This link will open the website, load my schematic, and run it on your computer. (Click Allow to load the Java applet.)

https://tinyurl.com/d9dkteb

You can change things around at will. Right-click on a component to bring up an edit window.

2.

For decades the conventional advice has said don't put led's in parallel...
that is, unless a balancing resistor is installed at each led (as shown in the article you linked to, page 14 circuit B).

However in recent years it appears that manufacturers have become able to achieve closer matching of current versus voltage, at least in the same batch of led's. A few have found a way to gang led's in parallel, by applying some esoteric knowledge which still looks like magic to the rest of us. (The simplified version is shown on Page 14 circuit A, using one safety resistor.)

I think it was SunnySkyGuy who explained the way to successfully run bright led's in parallel.

 

[thinkanish]

Hi guys,
You are right. The lamp contains a boost circuit which converts the 5 volts to 22volts for supplying the 6 LEDs. There are two channels from the circuit board each channel outputs 22volts and each channel supplies power for 6 LEDs in series. I can tap the connections from the LED terminals. Also, I came out with a schematic to interface it with the microcontroller. But i am not sure whether it will work. Will post the schematic soon.

EDIT:
Here is the schematic I thought of:


Now my question is this: Is the above configuration reliable/feasible?
And my idea is to give the base each transistor to a MCU pin. And the program is to consecutively writing "1" on each pin in cyclic order thus turning on the tansistor which provides a short. Now, the short which again lights up the circuit can be taken as the place of defective LED. Can this be implemented?

Regards,
Anish

 

[BradtheRad]

Here is the schematic I thought of:
View attachment 82504

Now my question is this: Is the above configuration reliable/feasible?
And my idea is to give the base each transistor to a MCU pin. And the program is to consecutively writing "1" on each pin in cyclic order thus turning on the tansistor which provides a short. Now, the short which again lights up the circuit can be taken as the place of defective LED. Can this be implemented?

Regards,
Anish

The idea is clever.

I tried a simulation.



I assumed the mcu outputs a 5V signal.

As you intended, the 5V signal is high enough to turn the bottom 1 or 2 transistors on and off. The scope traces show that current flows from the bottom 2 clock signals, turning on the transistors.

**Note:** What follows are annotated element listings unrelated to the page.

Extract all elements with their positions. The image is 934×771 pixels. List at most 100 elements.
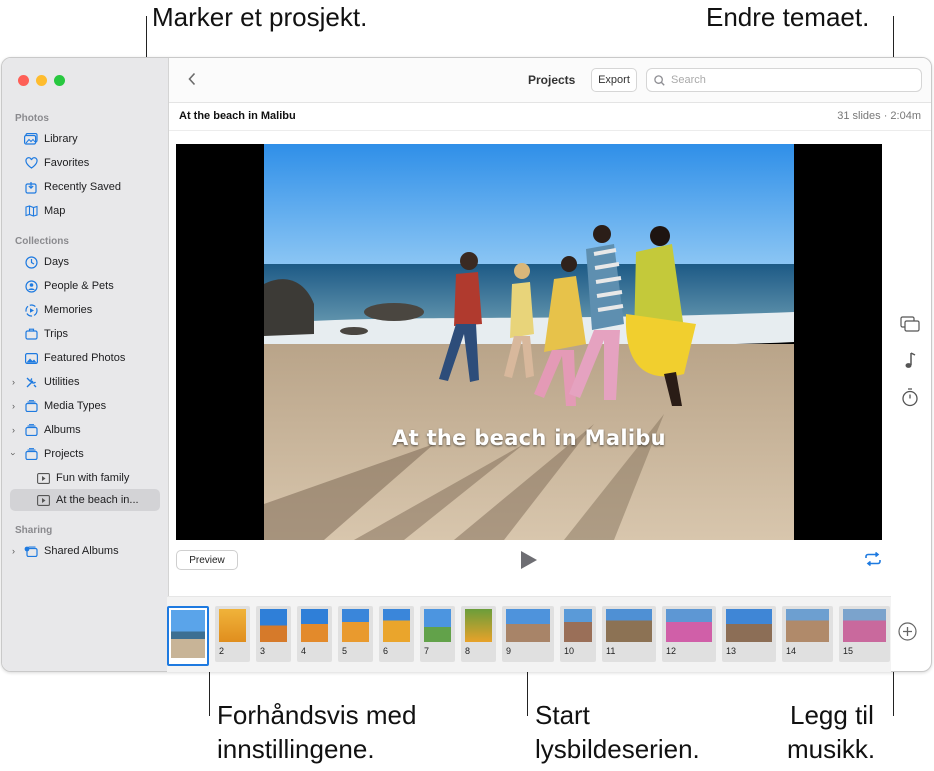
search-field[interactable]: Search [646,68,922,92]
slide-thumbnail[interactable]: 3 [256,606,291,662]
slide-number: 5 [342,646,348,656]
slide-thumbnail[interactable]: 6 [379,606,414,662]
slide-thumbnail[interactable]: 5 [338,606,373,662]
map-icon [24,204,38,218]
slide-number: 7 [424,646,430,656]
slide-viewer[interactable] [176,144,882,540]
callout-select-project: Marker et prosjekt. [152,2,368,32]
music-note-icon [905,352,916,368]
slide-number: 8 [465,646,471,656]
music-button[interactable] [903,352,917,375]
sidebar-item-featured-photos[interactable]: Featured Photos [10,347,160,369]
callout-music-1: Legg til [790,700,874,730]
sidebar-item-label: Projects [44,448,84,460]
stack-icon [24,399,38,413]
slide-thumbnail[interactable]: 4 [297,606,332,662]
callout-preview-1: Forhåndsvis med [217,700,417,730]
slide-filmstrip: 2 3 4 5 6 7 8 9 10 11 12 13 14 15 [167,596,891,672]
close-window-button[interactable] [18,75,29,86]
sidebar-item-map[interactable]: Map [10,200,160,222]
project-meta: 31 slides · 2:04m [837,110,921,122]
loop-icon [865,551,881,567]
themes-icon [900,316,920,332]
sidebar-item-label: Recently Saved [44,181,122,193]
slide-thumbnail[interactable]: 11 [602,606,656,662]
slide-number: 11 [606,646,616,656]
sidebar-item-favorites[interactable]: Favorites [10,152,160,174]
sidebar-item-fun-with-family[interactable]: Fun with family [10,467,160,489]
chevron-right-icon[interactable]: › [12,425,15,435]
sidebar-item-label: At the beach in... [56,494,139,506]
sidebar-item-recently-saved[interactable]: Recently Saved [10,176,160,198]
zoom-window-button[interactable] [54,75,65,86]
stack-icon [24,423,38,437]
slide-number: 6 [383,646,389,656]
sidebar-item-projects[interactable]: › Projects [9,443,160,465]
slide-thumbnail-image [171,610,205,658]
callout-play-1: Start [535,700,590,730]
sidebar-item-shared-albums[interactable]: › Shared Albums [10,540,160,562]
chevron-right-icon[interactable]: › [12,546,15,556]
toolbar-title: Projects [528,73,576,87]
section-header-collections: Collections [15,236,69,247]
toolbar: Projects Export Search [169,58,931,103]
slide-thumbnail[interactable]: 12 [662,606,716,662]
slide-thumbnail[interactable]: 7 [420,606,455,662]
tools-icon [24,375,38,389]
slide-number: 3 [260,646,266,656]
export-button[interactable]: Export [591,68,637,92]
duration-button[interactable] [901,388,919,412]
sidebar-item-memories[interactable]: Memories [10,299,160,321]
slideshow-icon [36,471,50,485]
sidebar-item-people-pets[interactable]: People & Pets [10,275,160,297]
sidebar-item-media-types[interactable]: › Media Types [10,395,160,417]
slide-number: 15 [843,646,854,656]
themes-button[interactable] [900,316,920,337]
play-slideshow-button[interactable] [520,550,538,575]
sidebar: Photos Library Favorites Recently Saved … [2,58,169,671]
slide-number: 12 [666,646,677,656]
sidebar-item-days[interactable]: Days [10,251,160,273]
sidebar-item-trips[interactable]: Trips [10,323,160,345]
loop-button[interactable] [864,551,882,571]
slide-number: 13 [726,646,737,656]
slide-number: 14 [786,646,797,656]
clock-icon [24,255,38,269]
preview-button[interactable]: Preview [176,550,238,570]
sidebar-item-label: Trips [44,328,69,340]
slide-thumbnail[interactable]: 10 [560,606,596,662]
slide-thumbnail[interactable]: 9 [502,606,554,662]
sidebar-item-label: Memories [44,304,93,316]
slide-thumbnail[interactable]: 13 [722,606,776,662]
sidebar-item-label: Days [44,256,70,268]
sidebar-item-at-the-beach[interactable]: At the beach in... [10,489,160,511]
chevron-down-icon[interactable]: › [9,453,19,456]
sidebar-item-utilities[interactable]: › Utilities [10,371,160,393]
sidebar-item-library[interactable]: Library [10,128,160,150]
sidebar-item-label: Favorites [44,157,90,169]
shared-album-icon [24,544,38,558]
memories-icon [24,303,38,317]
slide-thumbnail-title[interactable] [167,606,209,666]
section-header-sharing: Sharing [15,525,53,536]
chevron-right-icon[interactable]: › [12,401,15,411]
suitcase-icon [24,327,38,341]
photo-icon [24,351,38,365]
project-info-bar: At the beach in Malibu 31 slides · 2:04m [169,103,931,131]
slide-thumbnail[interactable]: 14 [782,606,833,662]
chevron-right-icon[interactable]: › [12,377,15,387]
back-button[interactable] [187,70,197,91]
search-icon [654,74,665,86]
library-icon [24,132,38,146]
slide-photo [264,144,794,540]
add-slide-button[interactable] [898,622,917,646]
slide-number: 10 [564,646,575,656]
slide-thumbnail[interactable]: 15 [839,606,890,662]
slide-thumbnail[interactable]: 8 [461,606,496,662]
person-icon [24,279,38,293]
slide-thumbnail[interactable]: 2 [215,606,250,662]
search-placeholder: Search [671,74,706,86]
sidebar-item-albums[interactable]: › Albums [10,419,160,441]
slideshow-icon [36,493,50,507]
minimize-window-button[interactable] [36,75,47,86]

However at higher levels, the 5V signal must overcome a higher threshold voltage. It is not sufficient. Notice the scope traces. Yellow indicates current. The top 2 clock signals go to 5V, but their current stays at zero. They cannot turn on their transistors.

Here is a link duplicating my layout in the simulator. You can watch it in action on your own computer. You can disconnect the led's to see what results.

https://tinyurl.com/bpgprar

 

[betwixt]

The bottom transistor will turn on when about 0.6V is exceeded but as you go up the 'chain' each needs 0.6V + (number of LEDs * Vf) so to get the top transistor to turn on you have to provide (3 * 3.3) + 0.6V = 10.5V or more. This can't be produced by logic output of a microcontroller without additional interface circuitry.

One option would be to use an opto-coupler with current amplifier instead of the single transistor. The LED side of the opto would need the same voltage to turn it on regardless of where in the chain it sits.

There is one major flaw in your reasoning though, you assume the faulty LED has gone open circuit, it is possible it has short circuit or even in rare cases, become a resistor and not emitting any light.

Brian.

 

[thinkanish]

There is one major flaw in your reasoning though, you assume the faulty LED has gone open circuit, it is possible it has short circuit or even in rare cases, become a resistor and not emitting any light.

Yeah I can understand that dude. But for now, I am doing for the open circuit case alone.

One option would be to use an opto-coupler with current amplifier instead of the single transistor. The LED side of the opto would need the same voltage to turn it on regardless of where in the chain it sits.

Yeah this approach also suggested by some friend I think. What do you mean by a "opto-coupler with current amplifier" ? Can you elaborate the circuit?

Thanks.

EDIT:
Does this config will work?

www.bit.ly/UkntLV

thanks.

 

[betwixt]

The vast majority of opto-couplers can only handle a few mA through their output sides and nowhere near 300mA. If an LED was open circuit and you bridged it with an opto-coupler to maintain current flow, all the current would have to pass through it. A transistor biased through the opto could carry the current though.

I have had a thought (warning - this usually means trouble 8-O), there may be a different way of doing this. If each LED (working) drops 3.3V and the LED in an opto-coupler typically needs around 1.6V to turn it on, you could connect the input (LED) side of the opto across each white LED with a 2.7V Zener diode and say 100 Ohm resistor in series with it. Under normal operation, the white LED would maintain 3.3V across it and the opto wouldn't turn on. If the white LED went open circuit, the voltage across it would significantly increase, allowing the Zener and opto-coupler to pass current. You could then either interrogate each opto-coupler output to see exactly which LED was open circuit or you could wire-OR the outputs to give a single fault output.

Brian.